At first blush, Echoage, a service that aims to allow eco-minded parents and kids to tame the excesses of birthday giving by encouraging guests to give cash online, to be split 50-50 between a cause and one big gift, would seem to made for me.
I’ve struggled as long as I’ve been a parent with feeling out of control of the amount of stuff that enters my daughter’s life via gifts. We have a small house, an anti-consumerist ethos, and a general philosophy that a few simple art supplies, instruments, dolls, and cardboard boxes and being forced to have recourse to creativity from time to time would probably be a better way to grow up than drowning in stuff. Our daughter is used enough to hearing the stories of who had her clothes and toys before her that at one point when she was quite young she got fairly upset when we told her something came from a store and no one had had it before. But we haven’t done so well at keeping the overall volume down.

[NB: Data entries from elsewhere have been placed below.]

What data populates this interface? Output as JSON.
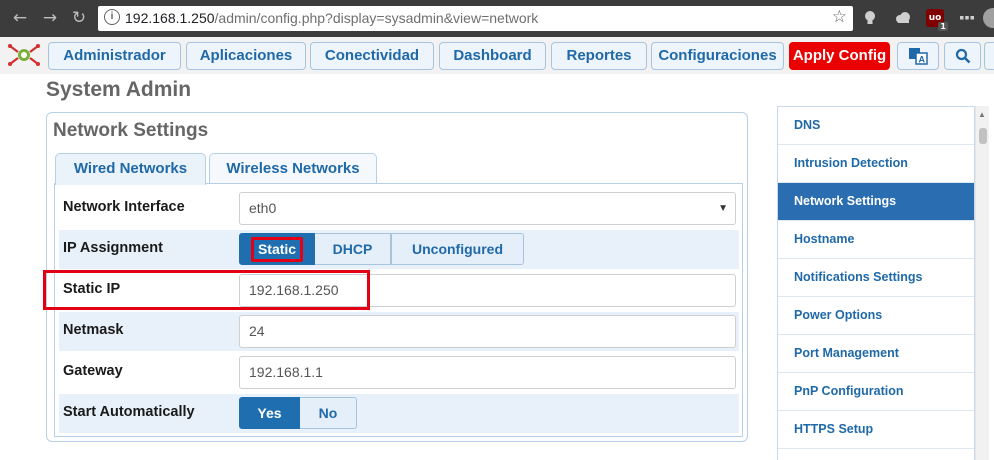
{
  "browser": {
    "url_host": "192.168.1.250",
    "url_path": "/admin/config.php?display=sysadmin&view=network",
    "back_glyph": "←",
    "forward_glyph": "→",
    "reload_glyph": "↻",
    "star_glyph": "☆",
    "info_glyph": "i",
    "ext_ublock_label": "uo",
    "ext_ublock_badge": "1",
    "menu_glyph": "⋮"
  },
  "nav": {
    "items": [
      "Administrador",
      "Aplicaciones",
      "Conectividad",
      "Dashboard",
      "Reportes",
      "Configuraciones"
    ],
    "apply_label": "Apply Config",
    "apply_color": "#ea0000",
    "search_glyph": "⚲"
  },
  "page": {
    "title": "System Admin"
  },
  "panel": {
    "title": "Network Settings",
    "tabs": [
      "Wired Networks",
      "Wireless Networks"
    ],
    "fields": {
      "interface_label": "Network Interface",
      "interface_value": "eth0",
      "select_arrow": "▼",
      "ip_assignment_label": "IP Assignment",
      "ip_assignment_options": [
        "Static",
        "DHCP",
        "Unconfigured"
      ],
      "ip_assignment_selected": "Static",
      "static_ip_label": "Static IP",
      "static_ip_value": "192.168.1.250",
      "netmask_label": "Netmask",
      "netmask_value": "24",
      "gateway_label": "Gateway",
      "gateway_value": "192.168.1.1",
      "start_auto_label": "Start Automatically",
      "start_auto_options": [
        "Yes",
        "No"
      ],
      "start_auto_selected": "Yes"
    }
  },
  "sidebar": {
    "items": [
      "DNS",
      "Intrusion Detection",
      "Network Settings",
      "Hostname",
      "Notifications Settings",
      "Power Options",
      "Port Management",
      "PnP Configuration",
      "HTTPS Setup"
    ],
    "active": "Network Settings"
  },
  "colors": {
    "accent": "#2069a8",
    "active_bg": "#2a6db0",
    "highlight_red": "#e10015"
  }
}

So the idea of gathering enough cash to purchase something usually out of reach, plus making a donation, plus skipping the worrying what to do with a new plastic gew-gaw, should appeal to me.
But it doesn’t, for the same reasons that I haven’t actually just laid down a “no presents” request around her birthday. First is humility. While I can wince and roll my eyes at the occasional inappropriate present or excessive amounts of pink clothes that I really wish my daughter hadn’t been given, the fact is that most of our friends and family actually have a pretty decent track record. In fact, they regularly think of things that are spot on and wouldn’t occur to me, make things, and are otherwise thoughtful gift givers. To think that something more expensive that I choose (or my kid chooses) would definitely be better than the varied creativity of our friends seems a little arrogant.

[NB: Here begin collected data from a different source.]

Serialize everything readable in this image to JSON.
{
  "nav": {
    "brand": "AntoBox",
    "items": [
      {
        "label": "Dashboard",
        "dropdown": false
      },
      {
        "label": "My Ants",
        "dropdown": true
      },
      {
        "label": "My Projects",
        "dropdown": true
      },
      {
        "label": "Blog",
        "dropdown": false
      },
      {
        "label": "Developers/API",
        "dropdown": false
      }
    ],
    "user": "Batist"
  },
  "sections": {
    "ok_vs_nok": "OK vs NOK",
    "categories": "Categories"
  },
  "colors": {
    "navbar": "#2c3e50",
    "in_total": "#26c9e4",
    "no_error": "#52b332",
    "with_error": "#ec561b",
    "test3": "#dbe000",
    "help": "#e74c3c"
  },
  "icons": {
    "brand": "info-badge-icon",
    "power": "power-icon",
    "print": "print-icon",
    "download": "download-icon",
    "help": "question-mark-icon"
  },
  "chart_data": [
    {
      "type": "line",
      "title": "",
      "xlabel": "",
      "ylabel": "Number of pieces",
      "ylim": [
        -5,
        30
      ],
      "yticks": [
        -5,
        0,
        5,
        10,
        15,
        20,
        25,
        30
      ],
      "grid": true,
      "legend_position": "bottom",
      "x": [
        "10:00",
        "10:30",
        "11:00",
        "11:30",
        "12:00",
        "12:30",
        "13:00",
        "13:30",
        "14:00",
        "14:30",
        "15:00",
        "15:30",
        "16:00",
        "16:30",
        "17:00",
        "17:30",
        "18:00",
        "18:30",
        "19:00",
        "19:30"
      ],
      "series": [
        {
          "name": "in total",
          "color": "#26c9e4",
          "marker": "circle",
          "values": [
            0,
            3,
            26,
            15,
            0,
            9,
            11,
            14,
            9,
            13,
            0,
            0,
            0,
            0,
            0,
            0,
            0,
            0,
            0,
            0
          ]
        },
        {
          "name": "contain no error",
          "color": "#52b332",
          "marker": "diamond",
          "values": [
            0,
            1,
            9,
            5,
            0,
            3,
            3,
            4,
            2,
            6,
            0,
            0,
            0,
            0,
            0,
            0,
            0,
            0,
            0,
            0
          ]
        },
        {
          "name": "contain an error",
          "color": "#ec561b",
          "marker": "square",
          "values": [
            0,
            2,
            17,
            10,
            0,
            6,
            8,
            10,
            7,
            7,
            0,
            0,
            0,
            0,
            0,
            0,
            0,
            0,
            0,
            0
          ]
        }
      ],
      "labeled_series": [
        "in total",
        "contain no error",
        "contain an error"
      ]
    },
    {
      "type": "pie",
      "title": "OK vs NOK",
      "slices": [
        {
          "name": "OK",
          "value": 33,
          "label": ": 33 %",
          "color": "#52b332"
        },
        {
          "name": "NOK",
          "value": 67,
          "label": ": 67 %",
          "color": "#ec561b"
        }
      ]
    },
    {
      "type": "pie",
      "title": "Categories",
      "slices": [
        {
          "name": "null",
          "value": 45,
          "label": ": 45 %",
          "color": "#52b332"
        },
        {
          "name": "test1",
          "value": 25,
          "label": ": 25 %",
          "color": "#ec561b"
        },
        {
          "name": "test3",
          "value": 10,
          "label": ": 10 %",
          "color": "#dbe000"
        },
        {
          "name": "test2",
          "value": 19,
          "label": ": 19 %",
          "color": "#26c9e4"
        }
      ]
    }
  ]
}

We do make it very clear that we never expect a gift (and really truly don’t keep track) and structure any present-opening activity to be informal and not highlight who brought them and who didn’t. Under such conditions, the inspired gift-giving impulse is one to be honored. Being expected to pony up a specific amount of cash online is not the same—not to mention that it puts thrifty, creative people at a disadvantage.
And then there’s the part where unwrapping presents (in moderation) is fun. A good fun. It’s an anticipation thing, a little bit of magic, not quite the same as acquisitiveness. It doesn’t have to be an ecological nightmare. We wrap presents in scarves, newspaper, reused wrapping paper.
When my daughter turned two she was given a cloth bag of hand selected rocks for throwing in ponds and streams. It was as green a present as you could want, and activity to round out the party, an education in not using something up all at once, and in general a delight she would have missed if we’d taken the Echoage route.
All that said, if you’re a hippie surrounded by wealthy conspicuous consumers, Echoage might well be useful. Also if you feel obliged to invite the whole preschool to your kid’s party it could stave off a lot of angst and competitiveness. I do like the idea of a formal way to tell people they can cool it. For me, though I just don’t want to throw the rocks out with the Disney kitsch.